Mercosur: les agriculteurs européens révoltés par l’accord Union européenne
AFP

Les agriculteurs européens fustigeaient samedi l’accord commercial entre l’UE et le Mercosur (Brésil, Argentine, Paraguay, Uruguay), conclu vendredi soir à Bruxelles, qui les place selon eux face à une concurrence déloyale et qu’ils dénoncent depuis des mois.

Dès l’annonce de l’accord, les tweets et autres communiqués courroucés se sont multipliés, contrastant avec les larges sourires des négociateurs sud-américains et de la Commission européenne, satisfaits de ce compromis jugé « historique » après 20 ans de discussions.

Dans ce contexte tendu, l’approbation du compromis par les 28 Etats membres puis le Parlement européen, désormais nécessaire pour que le texte entre un jour en vigueur, semble plus incertaine que jamais.

La Copa Cogeca, principal syndicat agricole dans l’UE, a fustigé « une politique commerciale à deux poids et deux mesures », qui élargit « le fossé entre ce qui est demandé aux agriculteurs européens et ce qui est toléré des producteurs du Mercosur », dont les normes sanitaires et environnementales ne sont pas les mêmes qu’en Europe.
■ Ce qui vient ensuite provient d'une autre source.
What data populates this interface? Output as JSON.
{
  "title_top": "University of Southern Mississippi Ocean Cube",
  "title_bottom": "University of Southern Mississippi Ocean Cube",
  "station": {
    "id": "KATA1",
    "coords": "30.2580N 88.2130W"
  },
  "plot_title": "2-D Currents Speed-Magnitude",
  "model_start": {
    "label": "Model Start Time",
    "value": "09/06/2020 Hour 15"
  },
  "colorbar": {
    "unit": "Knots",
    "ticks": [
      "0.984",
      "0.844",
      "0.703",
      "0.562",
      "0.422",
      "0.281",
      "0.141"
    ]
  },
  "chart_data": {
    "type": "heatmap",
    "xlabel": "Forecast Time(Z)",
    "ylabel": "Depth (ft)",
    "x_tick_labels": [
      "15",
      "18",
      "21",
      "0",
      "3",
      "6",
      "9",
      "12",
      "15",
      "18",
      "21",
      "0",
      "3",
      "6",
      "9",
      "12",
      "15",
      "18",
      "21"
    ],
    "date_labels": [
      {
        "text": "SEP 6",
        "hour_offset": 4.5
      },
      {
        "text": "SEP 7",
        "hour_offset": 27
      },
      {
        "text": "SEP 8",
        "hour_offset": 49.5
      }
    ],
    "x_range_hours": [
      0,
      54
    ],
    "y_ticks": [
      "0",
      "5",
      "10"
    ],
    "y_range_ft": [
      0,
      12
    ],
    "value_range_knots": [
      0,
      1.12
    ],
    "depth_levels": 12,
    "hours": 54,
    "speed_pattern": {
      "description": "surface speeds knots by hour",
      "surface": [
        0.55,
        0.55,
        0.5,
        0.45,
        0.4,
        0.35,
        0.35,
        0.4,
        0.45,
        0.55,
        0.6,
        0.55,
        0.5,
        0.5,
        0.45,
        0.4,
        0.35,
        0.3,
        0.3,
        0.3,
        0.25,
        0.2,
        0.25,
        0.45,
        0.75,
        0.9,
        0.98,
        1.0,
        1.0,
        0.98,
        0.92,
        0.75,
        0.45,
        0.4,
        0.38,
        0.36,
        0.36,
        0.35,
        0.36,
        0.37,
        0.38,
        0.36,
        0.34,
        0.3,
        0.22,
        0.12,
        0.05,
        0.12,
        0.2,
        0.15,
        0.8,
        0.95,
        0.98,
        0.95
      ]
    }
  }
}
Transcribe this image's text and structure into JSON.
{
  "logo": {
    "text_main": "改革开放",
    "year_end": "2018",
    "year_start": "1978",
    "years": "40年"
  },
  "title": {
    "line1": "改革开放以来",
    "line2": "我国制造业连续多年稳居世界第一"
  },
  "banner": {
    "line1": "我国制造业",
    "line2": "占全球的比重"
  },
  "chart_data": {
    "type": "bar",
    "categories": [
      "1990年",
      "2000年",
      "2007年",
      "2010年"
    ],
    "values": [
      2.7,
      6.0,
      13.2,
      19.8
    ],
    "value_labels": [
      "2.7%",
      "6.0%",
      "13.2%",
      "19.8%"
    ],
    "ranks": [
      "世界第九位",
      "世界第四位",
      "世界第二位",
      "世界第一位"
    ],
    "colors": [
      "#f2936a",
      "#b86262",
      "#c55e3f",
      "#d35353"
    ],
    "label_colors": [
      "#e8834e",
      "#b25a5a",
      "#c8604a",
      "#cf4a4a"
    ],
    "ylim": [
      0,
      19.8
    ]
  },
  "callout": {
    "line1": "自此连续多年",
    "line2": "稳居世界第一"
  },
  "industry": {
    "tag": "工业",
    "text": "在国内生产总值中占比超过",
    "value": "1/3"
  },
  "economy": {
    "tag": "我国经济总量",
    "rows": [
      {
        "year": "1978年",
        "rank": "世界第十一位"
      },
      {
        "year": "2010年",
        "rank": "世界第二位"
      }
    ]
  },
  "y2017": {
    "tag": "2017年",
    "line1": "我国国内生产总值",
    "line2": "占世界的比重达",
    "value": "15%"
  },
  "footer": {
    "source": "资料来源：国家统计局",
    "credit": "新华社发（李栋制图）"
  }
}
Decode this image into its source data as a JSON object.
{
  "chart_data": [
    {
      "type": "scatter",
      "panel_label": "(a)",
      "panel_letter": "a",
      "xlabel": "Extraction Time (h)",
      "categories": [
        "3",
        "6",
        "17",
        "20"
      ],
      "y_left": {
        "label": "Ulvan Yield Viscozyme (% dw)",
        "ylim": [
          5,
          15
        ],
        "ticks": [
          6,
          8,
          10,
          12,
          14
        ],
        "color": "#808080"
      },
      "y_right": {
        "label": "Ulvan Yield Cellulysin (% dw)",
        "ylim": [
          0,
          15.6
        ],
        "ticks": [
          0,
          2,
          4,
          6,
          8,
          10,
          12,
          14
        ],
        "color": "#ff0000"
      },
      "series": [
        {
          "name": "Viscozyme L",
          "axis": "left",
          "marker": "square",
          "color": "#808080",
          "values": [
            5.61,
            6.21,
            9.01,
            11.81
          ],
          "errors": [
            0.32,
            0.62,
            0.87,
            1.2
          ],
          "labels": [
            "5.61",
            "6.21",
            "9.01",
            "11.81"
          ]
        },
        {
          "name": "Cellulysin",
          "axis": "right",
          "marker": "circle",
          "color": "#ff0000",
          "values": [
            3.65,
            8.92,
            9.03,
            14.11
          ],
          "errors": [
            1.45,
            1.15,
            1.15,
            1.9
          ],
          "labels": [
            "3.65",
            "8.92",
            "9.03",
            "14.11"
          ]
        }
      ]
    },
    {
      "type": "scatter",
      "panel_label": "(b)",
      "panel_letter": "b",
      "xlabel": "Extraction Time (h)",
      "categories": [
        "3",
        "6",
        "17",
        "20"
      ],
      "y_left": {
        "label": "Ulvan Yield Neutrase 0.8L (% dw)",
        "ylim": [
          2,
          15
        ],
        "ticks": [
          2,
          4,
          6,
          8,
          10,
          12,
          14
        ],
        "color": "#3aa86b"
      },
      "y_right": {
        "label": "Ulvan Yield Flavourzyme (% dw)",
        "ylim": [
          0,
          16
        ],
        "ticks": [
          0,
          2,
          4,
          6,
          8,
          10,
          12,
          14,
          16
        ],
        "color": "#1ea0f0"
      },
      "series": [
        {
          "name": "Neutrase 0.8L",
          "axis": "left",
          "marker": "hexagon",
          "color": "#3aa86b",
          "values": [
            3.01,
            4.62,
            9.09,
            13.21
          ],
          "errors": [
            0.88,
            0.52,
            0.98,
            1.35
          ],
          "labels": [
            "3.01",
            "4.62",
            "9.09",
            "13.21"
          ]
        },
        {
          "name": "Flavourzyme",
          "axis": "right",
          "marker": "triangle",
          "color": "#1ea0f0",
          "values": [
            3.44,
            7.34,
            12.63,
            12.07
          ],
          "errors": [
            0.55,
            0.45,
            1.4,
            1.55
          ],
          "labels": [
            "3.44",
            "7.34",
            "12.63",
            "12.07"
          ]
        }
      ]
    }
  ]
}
Ces réactions illustrent les profondes inquiétudes autour du texte, amené, si les Etats membres l’approuvent, à devenir l’un des plus importants du monde : 770 millions de personnes, un quart du PIB mondial (18.000 milliards d’euros).

D’autant plus que les négociations ont aussi été récemment attaquées dans une lettre ouverte par 340 ONG européennes et sud-américaines, dont Greenpeace et Friends of the Earth, sur deux autres fronts : l’environnement et les droits de l’Homme, mis à mal selon elles par la politique du président brésilien d’extrême droite, Jair Bolsonaro.

Ce dernier s’est félicité sur Twitter du « potentiel énorme » du futur partenariat, qui « donnera beaucoup de joie » à son « peuple ».

Pour parvenir à un compromis, le Mercosur a accepté d’ouvrir grand ses portes à l’industrie européenne, tout particulièrement ses voitures, mais aussi ses produits chimiques et pharmaceutiques, ainsi que ses marchés publics.

L’UE consent cependant à de lourdes contreparties dans le secteur agricole : elle facilitera l’accès à son marché à quatre pays avides d’écouler sucre, éthanol, volailles ou boeuf.

Le Mercosur va notamment pouvoir exporter vers l’Europe quelque 99.000 tonnes de viande bovine au taux préférentiel de 7,5 %, fragilisant un peu plus les éleveurs européens, lourdement dépendants des subventions de Bruxelles et qui craignent la concurrence des « usines à viande » latino-américaines.

D’autant que, selon eux, les deux continents ne sont pas sur un pied d’égalité : antibiotiques utilisés comme hormones de croissance d’un côté, assorties de déforestation, contre toujours plus de normes environnementales côté européen.